Table of contents of Part 1
Table of contents of Part 2
- The Components of the Garbage Collector
Table of contents of Part 3
Table of contents of Part 4
How does the Garbage Collector work?
The Garbage Collector runs in three phases. Mark Phase, Clean Phase, and Compact Phase.
In this phase, the Garbage Collector creates a list of living objects by traversing the object tree. At the end of this phase, all objects that are not in this list are marked as potentially deleted objects.
This phase is known as the ‘Relocating Phase’. In this phase, all marked objects are cleaned and the location of the objects that were in the living list objects are updated to the new memory address where the objects will be relocated to during the Compact Phase.
The managed heap is compacted during this phase as the space occupied by the dead objects is released and the remaining objects are moved to new locations. The above-given Figure-6 illustrates the states of a memory heap during the phases of the Garbage Collector.
Large Object Heap (LOH)
The Large Object Heap is a special memory segment in the managed heap used to store objects larger than 85K – objects like XML, JSON, or large Byte arrays. The idea behind the LOH is to avoid performance losses during promotions between generations. Because copying large objects in the memory is very expensive.
The objects in the LOH are not compacted. This means that the LOH becomes fragmented over time. The white spaces in Figure-7 illustrate these memory fragments.
The Garbage Collector uses a LinkedList data structure to maintain fragmented sections in the memory. When a new large object is created, the Garbage Collector checks whether the new object can fit in a fragmented section that it tracks. If not, the new object is appended at the end of the memory region. This approach is much better than copying whole objects in memory, despite its potential performance cost.
Starting with .NET 4.5.1, it is possible to force the Garbage Collector to compact the LOH. The details can be found in the docs of GCSettings.LargeObjectHeapCompactionMode.
Some .NET reference types might need to use native resources such as a file or a network connection which are unmanaged objects. Unmanaged means this type of object doesn’t reside on the managed heap but is handled by the operating system in the unmanaged heap instead. Since the Garbage Collector can manage the objects placed in the managed heap, to manage or to release those native resources require additional techniques/implementations.
Implementing the Finalize method is one of these techniques. The Finalize method is used for performing cleanups on native resources before the holding object is collected by the Garbage Collector.
Figure-8 gives an example of the Finalize method. The Finalize methods have the same name as the class they are defined in with a tilde (~) character prefix.
Figure-9 illustrates the memory layout of certain points in time of an executing process. The process has four objects in the managed heap and two of those (Object-1 and Object-3) have a Finalize method. The Garbage Collector creates one entry in the Finalization queue for objects that have a Finalize method. Therefore the Finalization queue has two items for each Finalizable object.
To have a better understanding, let’s assume that at a certain point of time of the execution, the objects Object-1 and Object-2 are dead and need to be collected.

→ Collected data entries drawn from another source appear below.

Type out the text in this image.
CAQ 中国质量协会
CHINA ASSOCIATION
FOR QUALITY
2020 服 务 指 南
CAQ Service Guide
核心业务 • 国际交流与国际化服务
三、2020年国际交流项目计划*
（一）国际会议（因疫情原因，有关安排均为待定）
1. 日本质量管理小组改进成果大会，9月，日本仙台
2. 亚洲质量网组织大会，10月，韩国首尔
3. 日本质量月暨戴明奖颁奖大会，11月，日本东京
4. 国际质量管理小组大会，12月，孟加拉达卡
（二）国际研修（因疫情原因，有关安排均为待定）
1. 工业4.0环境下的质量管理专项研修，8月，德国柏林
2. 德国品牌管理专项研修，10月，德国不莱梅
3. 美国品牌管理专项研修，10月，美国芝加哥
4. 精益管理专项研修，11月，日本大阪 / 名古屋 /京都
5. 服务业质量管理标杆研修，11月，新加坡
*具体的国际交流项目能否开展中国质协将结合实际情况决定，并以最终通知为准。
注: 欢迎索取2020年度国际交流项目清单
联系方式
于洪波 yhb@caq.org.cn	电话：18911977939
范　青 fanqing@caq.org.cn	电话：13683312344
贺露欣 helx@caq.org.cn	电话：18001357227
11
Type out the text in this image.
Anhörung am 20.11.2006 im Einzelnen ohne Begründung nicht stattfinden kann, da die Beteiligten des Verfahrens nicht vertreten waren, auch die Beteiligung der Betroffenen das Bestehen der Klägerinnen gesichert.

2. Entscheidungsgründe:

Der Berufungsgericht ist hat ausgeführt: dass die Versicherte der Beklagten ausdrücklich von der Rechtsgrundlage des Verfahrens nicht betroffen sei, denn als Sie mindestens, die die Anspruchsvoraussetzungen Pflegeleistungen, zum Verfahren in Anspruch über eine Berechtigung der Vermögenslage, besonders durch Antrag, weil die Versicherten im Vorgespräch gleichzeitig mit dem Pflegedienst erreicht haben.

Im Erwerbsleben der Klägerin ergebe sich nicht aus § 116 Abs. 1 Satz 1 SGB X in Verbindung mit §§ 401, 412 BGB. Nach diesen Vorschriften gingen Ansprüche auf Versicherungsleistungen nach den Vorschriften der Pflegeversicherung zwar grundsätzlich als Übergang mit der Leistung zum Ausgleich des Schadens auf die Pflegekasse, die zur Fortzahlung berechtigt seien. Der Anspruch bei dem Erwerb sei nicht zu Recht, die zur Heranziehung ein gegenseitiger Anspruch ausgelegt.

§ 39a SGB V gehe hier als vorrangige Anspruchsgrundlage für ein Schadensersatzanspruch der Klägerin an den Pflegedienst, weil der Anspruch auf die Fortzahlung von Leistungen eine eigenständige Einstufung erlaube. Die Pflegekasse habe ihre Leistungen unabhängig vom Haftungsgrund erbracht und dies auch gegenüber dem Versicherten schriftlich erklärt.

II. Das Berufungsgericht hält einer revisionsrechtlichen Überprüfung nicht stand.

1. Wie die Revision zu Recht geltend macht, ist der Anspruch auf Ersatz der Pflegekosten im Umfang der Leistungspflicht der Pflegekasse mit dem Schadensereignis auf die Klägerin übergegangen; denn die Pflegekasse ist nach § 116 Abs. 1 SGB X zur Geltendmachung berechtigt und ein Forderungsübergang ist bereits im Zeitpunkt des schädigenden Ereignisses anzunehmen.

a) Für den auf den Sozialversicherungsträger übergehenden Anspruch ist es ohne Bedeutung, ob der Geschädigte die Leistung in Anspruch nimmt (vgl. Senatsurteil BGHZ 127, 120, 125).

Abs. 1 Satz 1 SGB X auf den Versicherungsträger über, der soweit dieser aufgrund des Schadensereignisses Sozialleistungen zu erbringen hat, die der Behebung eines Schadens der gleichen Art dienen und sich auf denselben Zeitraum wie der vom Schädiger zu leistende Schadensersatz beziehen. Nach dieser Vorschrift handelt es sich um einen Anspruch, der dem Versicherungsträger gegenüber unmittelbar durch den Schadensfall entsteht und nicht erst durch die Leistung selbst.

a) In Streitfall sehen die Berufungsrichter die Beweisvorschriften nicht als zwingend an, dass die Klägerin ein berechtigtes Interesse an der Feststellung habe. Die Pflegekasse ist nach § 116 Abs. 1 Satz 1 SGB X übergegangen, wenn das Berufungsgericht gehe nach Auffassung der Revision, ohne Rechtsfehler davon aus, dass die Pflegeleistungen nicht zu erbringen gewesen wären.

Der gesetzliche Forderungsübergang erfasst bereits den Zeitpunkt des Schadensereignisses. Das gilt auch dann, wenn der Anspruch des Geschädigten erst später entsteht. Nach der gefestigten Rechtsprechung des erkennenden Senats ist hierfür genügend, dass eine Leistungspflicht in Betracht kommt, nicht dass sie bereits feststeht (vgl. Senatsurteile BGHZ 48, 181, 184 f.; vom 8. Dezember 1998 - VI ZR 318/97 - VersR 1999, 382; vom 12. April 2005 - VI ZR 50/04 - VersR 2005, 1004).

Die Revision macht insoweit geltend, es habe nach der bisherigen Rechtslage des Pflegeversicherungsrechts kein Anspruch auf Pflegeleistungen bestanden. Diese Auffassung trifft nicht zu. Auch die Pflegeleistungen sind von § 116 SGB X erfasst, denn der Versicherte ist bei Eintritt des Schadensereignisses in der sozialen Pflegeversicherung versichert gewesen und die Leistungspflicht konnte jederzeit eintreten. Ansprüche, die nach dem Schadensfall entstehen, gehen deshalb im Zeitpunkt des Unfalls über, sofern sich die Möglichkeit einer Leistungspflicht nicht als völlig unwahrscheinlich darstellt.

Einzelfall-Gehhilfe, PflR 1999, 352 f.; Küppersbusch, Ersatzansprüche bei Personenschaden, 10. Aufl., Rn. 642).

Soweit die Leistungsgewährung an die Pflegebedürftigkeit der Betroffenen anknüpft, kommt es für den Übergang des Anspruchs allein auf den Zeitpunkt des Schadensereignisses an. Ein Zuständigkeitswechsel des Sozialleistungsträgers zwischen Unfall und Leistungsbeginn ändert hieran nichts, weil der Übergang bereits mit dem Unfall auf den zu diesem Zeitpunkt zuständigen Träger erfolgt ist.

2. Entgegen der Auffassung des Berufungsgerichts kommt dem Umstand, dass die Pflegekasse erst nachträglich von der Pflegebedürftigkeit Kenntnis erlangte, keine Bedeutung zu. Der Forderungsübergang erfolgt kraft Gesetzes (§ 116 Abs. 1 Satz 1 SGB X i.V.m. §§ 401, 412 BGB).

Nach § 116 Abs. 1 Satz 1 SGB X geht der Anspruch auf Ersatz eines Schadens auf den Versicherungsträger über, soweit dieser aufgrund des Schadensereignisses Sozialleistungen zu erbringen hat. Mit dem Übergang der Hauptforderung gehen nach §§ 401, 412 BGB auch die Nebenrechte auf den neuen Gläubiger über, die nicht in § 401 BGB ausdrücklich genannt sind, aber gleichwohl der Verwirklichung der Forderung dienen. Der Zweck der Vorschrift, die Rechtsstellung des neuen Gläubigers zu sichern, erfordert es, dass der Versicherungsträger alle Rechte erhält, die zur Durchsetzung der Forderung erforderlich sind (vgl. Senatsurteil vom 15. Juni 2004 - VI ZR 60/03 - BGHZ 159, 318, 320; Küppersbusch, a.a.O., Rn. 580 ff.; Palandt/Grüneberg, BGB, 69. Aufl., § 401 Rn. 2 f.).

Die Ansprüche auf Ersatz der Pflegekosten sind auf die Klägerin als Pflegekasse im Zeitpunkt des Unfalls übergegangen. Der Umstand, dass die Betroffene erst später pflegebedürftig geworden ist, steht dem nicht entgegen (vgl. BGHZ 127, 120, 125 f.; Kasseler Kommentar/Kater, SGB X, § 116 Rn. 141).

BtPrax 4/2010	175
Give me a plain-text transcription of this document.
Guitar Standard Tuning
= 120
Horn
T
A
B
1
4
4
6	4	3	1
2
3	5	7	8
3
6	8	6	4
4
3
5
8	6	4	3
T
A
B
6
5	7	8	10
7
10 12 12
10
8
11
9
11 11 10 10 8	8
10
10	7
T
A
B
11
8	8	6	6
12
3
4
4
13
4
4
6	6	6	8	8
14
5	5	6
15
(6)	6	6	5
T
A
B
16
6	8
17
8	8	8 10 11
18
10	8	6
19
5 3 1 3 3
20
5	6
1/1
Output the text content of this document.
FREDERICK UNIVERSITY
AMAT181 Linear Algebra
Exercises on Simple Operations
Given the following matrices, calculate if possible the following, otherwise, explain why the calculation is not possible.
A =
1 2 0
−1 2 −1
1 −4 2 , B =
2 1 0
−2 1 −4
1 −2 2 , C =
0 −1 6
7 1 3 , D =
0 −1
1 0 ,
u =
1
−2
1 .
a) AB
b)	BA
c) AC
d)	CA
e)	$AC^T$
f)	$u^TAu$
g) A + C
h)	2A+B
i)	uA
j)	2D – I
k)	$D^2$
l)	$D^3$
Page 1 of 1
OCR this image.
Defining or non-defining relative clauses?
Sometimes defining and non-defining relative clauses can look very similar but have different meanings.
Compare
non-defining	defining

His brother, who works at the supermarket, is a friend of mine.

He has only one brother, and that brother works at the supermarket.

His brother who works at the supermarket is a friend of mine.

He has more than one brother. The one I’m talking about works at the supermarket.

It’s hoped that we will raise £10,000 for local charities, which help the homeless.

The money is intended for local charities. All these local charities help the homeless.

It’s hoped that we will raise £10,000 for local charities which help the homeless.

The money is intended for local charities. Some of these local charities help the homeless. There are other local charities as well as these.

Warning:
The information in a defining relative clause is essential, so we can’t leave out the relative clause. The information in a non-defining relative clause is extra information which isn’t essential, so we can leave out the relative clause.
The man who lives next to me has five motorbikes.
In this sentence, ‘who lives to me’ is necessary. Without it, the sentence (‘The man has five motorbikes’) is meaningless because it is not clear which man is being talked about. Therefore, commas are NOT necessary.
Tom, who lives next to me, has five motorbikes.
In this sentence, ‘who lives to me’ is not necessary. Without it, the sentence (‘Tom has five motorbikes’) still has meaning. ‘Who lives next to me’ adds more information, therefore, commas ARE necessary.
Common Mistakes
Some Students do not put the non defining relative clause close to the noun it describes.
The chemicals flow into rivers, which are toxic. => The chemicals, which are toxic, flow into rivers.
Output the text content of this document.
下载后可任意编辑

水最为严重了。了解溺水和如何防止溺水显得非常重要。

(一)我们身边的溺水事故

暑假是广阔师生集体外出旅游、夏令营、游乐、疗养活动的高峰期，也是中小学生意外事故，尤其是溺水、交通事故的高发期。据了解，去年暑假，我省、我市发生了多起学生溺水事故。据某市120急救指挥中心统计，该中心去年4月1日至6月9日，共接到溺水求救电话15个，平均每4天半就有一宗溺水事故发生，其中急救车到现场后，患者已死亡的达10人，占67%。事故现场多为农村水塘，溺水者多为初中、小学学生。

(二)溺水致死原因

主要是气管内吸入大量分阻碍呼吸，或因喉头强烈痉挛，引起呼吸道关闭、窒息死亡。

Since Object-2 doesn’t have a Finalize method, it will be collected on the next run of the Garbage Collector as usual. But Object-1 has a Finalize method, so that’s why Garbage Collector will follow a different approach for this object. Here, the F-Reachable queue comes into play. Remember the intention of the F-Reachable queue which is to handle the garbage objects which have Finalize method. Since Object-1 is dead, the entry for it in the Finalization queue will be moved to the F-Reachable queue as shown in Figure-11.
Cleaning up objects
From now on, Object-1 will wait for the Finalize method to be executed. The CLR is in charge of the execution of the Finalize methods. It has a special high priority running thread to execute Finalize methods whose name is Finalizer Thread. Whenever a new finalizable object is added to the F-Reachable queue, the Finalizer thread wakes up and executes the finalize method of the object. After the execution of the Finalize method of an object, it is removed from the F-Reachable queue too. On the next run of the Garbage Collector, it is ready to be collected and the memory it occupies will be reclaimed.
Figures 12 and 13 illustrate the status of the memory after Object-1 is completely collected from the F-Reachable queue and the managed heap. This is how the Finalization process works in a .NET environment.
Although this approach is quite important when using native resources and reclaiming memory, it has some disadvantages. With this technique, it isn’t possible to control and know when the Finalize method would be executed. Because the execution control of Finalize methods is completely under the control of the Finalizer Thread. In addition to that, it is likely to block the Finalizer Thread because of a faulty usage of the Finalize method. If the Finalizer thread is blocked, it may not be possible to reclaim the memory of finalizable objects. This is why it is always better to avoid using the finalizer method unless you need it and you know what you are doing. Instead of a Finalize method, the Dispose pattern should be preferred.